Henüz çok yeni bir yolculuk bu. Ve kısa bir süre içinde olumlu anlamda bir çok adım attınız. Hayaliniz ne ?
Başta da söylediğim gibi bizim çiftlik hikayemiz, “küstüm oynamıyorum” diye doğaya kaçış hikayesi değil. Ha küstük o ayrı ama bir süre daha oyunu şehirde sürdürmek zorundayız. En azından birimiz. Ama bir ayağımızı da köye ve doğaya attığımız için çok mutluyuz. İlk etaptaki hayalimiz çiftliğin özünden kopmadan gelir getirir düzeye gelmesi ve bu sayede diğer ayağımızı da köye alabilmemiz. Sonrasında tam anlamı ile kendine yeten bir çiftlik olmasını istiyoruz Baran Organik Yaşam Çiftliği‘nin.
Kendi suyumuzu kullanıyoruz ama umarım seneye kendi elektriğimizi kullanır duruma gelebiliriz. Bunun için ciddi anlamda uğraşacağız. Bir de şu anda çiftliğin mevcudunu bizimle beraber, tavuklarımız, arılarımız, güvercinlerimiz, tavşanlarımız ve köpeklerimiz de oluşturuyor ama keçi ve koyunların da eklenmesini istiyoruz ekibe. Son olarak da bu tip girişimlerin küçük ölçekte dahi yapıldığında gelir getirebileceğini göstererek bizim gibi alternatif bir hayat arayanlara örnek olabilmek istiyoruz. Bu sayede bir insanın daha ayağı toprağa değer, boş kalan bir metrekare daha üretime katılır, bir tohum daha yok olmaktan kurtulursa kardır.
Farkındalık çok önemli. Hani ilkokulda sizi öğretmeniniz ders esnasında bir kağıt almak için dışarı gönderir de tekrar sınıfa girerken fark edersiniz ya sınıftaki o ağır havayı, o dakikadan sonra sınıfta ders bitimine kadar rahatsız olan tek sizsinizdir. Ne kadar fazla kişi bunu farkederse camı açtırmamız o kadar kolaylaşır diye düşünüyorum.
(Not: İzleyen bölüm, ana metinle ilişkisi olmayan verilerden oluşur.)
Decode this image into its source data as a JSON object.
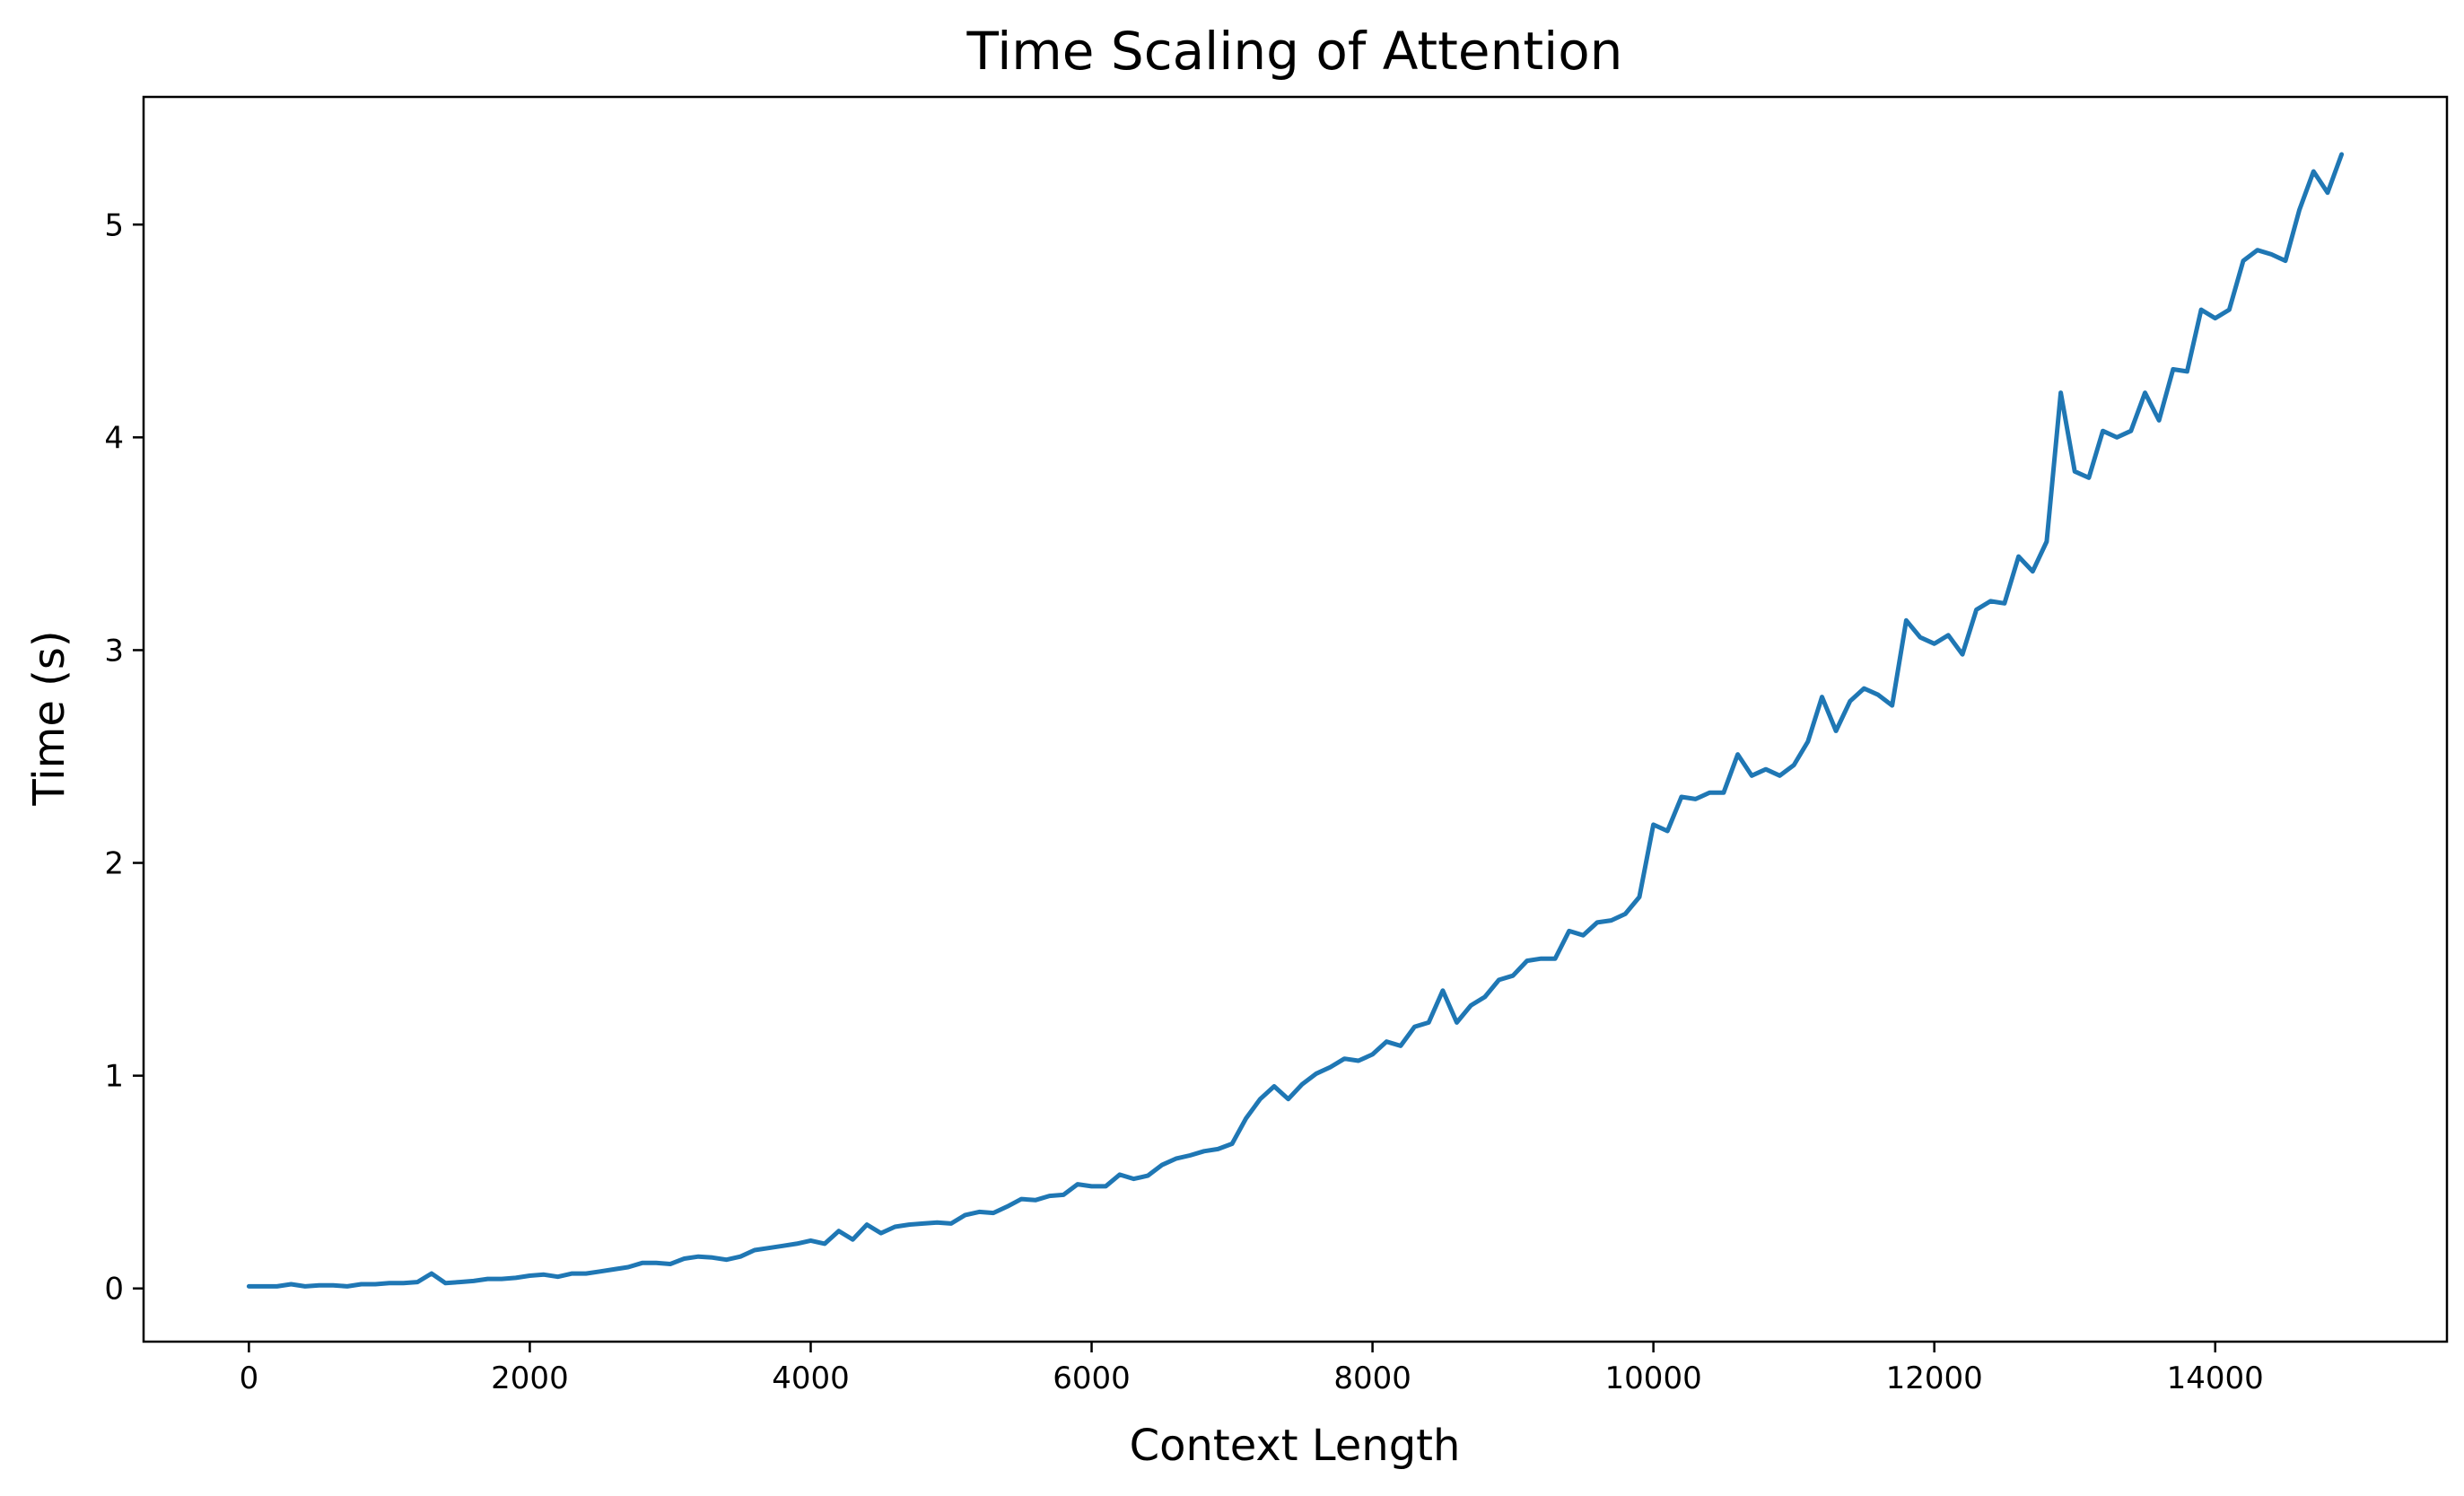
{
  "chart_data": {
    "type": "line",
    "title": "Time Scaling of Attention",
    "xlabel": "Context Length",
    "ylabel": "Time (s)",
    "xlim": [
      -750,
      15650
    ],
    "ylim": [
      -0.25,
      5.6
    ],
    "xticks": [
      0,
      2000,
      4000,
      6000,
      8000,
      10000,
      12000,
      14000
    ],
    "yticks": [
      0,
      1,
      2,
      3,
      4,
      5
    ],
    "grid": false,
    "line_color": "#1f77b4",
    "series": [
      {
        "x": [
          0,
          100,
          200,
          300,
          400,
          500,
          600,
          700,
          800,
          900,
          1000,
          1100,
          1200,
          1300,
          1400,
          1500,
          1600,
          1700,
          1800,
          1900,
          2000,
          2100,
          2200,
          2300,
          2400,
          2500,
          2600,
          2700,
          2800,
          2900,
          3000,
          3100,
          3200,
          3300,
          3400,
          3500,
          3600,
          3700,
          3800,
          3900,
          4000,
          4100,
          4200,
          4300,
          4400,
          4500,
          4600,
          4700,
          4800,
          4900,
          5000,
          5100,
          5200,
          5300,
          5400,
          5500,
          5600,
          5700,
          5800,
          5900,
          6000,
          6100,
          6200,
          6300,
          6400,
          6500,
          6600,
          6700,
          6800,
          6900,
          7000,
          7100,
          7200,
          7300,
          7400,
          7500,
          7600,
          7700,
          7800,
          7900,
          8000,
          8100,
          8200,
          8300,
          8400,
          8500,
          8600,
          8700,
          8800,
          8900,
          9000,
          9100,
          9200,
          9300,
          9400,
          9500,
          9600,
          9700,
          9800,
          9900,
          10000,
          10100,
          10200,
          10300,
          10400,
          10500,
          10600,
          10700,
          10800,
          10900,
          11000,
          11100,
          11200,
          11300,
          11400,
          11500,
          11600,
          11700,
          11800,
          11900,
          12000,
          12100,
          12200,
          12300,
          12400,
          12500,
          12600,
          12700,
          12800,
          12900,
          13000,
          13100,
          13200,
          13300,
          13400,
          13500,
          13600,
          13700,
          13800,
          13900,
          14000,
          14100,
          14200,
          14300,
          14400,
          14500,
          14600,
          14700,
          14800,
          14900
        ],
        "y": [
          0.01,
          0.01,
          0.01,
          0.02,
          0.01,
          0.015,
          0.015,
          0.01,
          0.02,
          0.02,
          0.025,
          0.025,
          0.03,
          0.07,
          0.025,
          0.03,
          0.035,
          0.045,
          0.045,
          0.05,
          0.06,
          0.065,
          0.055,
          0.07,
          0.07,
          0.08,
          0.09,
          0.1,
          0.12,
          0.12,
          0.115,
          0.14,
          0.15,
          0.145,
          0.135,
          0.15,
          0.18,
          0.19,
          0.2,
          0.21,
          0.225,
          0.21,
          0.27,
          0.23,
          0.3,
          0.26,
          0.29,
          0.3,
          0.305,
          0.31,
          0.305,
          0.345,
          0.36,
          0.355,
          0.385,
          0.42,
          0.415,
          0.435,
          0.44,
          0.49,
          0.48,
          0.48,
          0.535,
          0.515,
          0.53,
          0.58,
          0.61,
          0.625,
          0.645,
          0.655,
          0.68,
          0.8,
          0.89,
          0.95,
          0.89,
          0.96,
          1.01,
          1.04,
          1.08,
          1.07,
          1.1,
          1.16,
          1.14,
          1.23,
          1.25,
          1.4,
          1.25,
          1.33,
          1.37,
          1.45,
          1.47,
          1.54,
          1.55,
          1.55,
          1.68,
          1.66,
          1.72,
          1.73,
          1.76,
          1.84,
          2.18,
          2.15,
          2.31,
          2.3,
          2.33,
          2.33,
          2.51,
          2.41,
          2.44,
          2.41,
          2.46,
          2.57,
          2.78,
          2.62,
          2.76,
          2.82,
          2.79,
          2.74,
          3.14,
          3.06,
          3.03,
          3.07,
          2.98,
          3.19,
          3.23,
          3.22,
          3.44,
          3.37,
          3.51,
          4.21,
          3.84,
          3.81,
          4.03,
          4.0,
          4.03,
          4.21,
          4.08,
          4.32,
          4.31,
          4.6,
          4.56,
          4.6,
          4.83,
          4.88,
          4.86,
          4.83,
          5.07,
          5.25,
          5.15,
          5.33
        ]
      }
    ]
  }
}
Toprakta, köy hayatında sizi en çok ne motive ediyor ?
Bizi en çok motive eden güvenlik duygusu. Babam enteresan bir adamdır. Bir nevi televizyonda yayınlanan felaketi bekleyenler serisindekiler gibi bir tip. Çok zengin olup, bir sürü paran olabilir ama en nihayetinde onları yiyemeyeceksin. Topraktan çıkanlara ihtiyacın olacak hep, mantığı ile büyüterek toprağa yatırım yapmamızı öğütledi bize. Sanırım bizim de içimize bu yerleşmiş olmalı ki kendi yiyeceğimizi üretmek, kendi kendine yetebilen bir sistem kurmaya çalışmak inanılmaz bir özgürlük ve güvenlik hissi veriyor bize. Bunların yanında hayvanlar ile yakın olmak, bizim gibi düşünen yeni insanlar ile tanışmak, her gün doğa ile ilgili yeni bir şeyler öğrenmek harika!!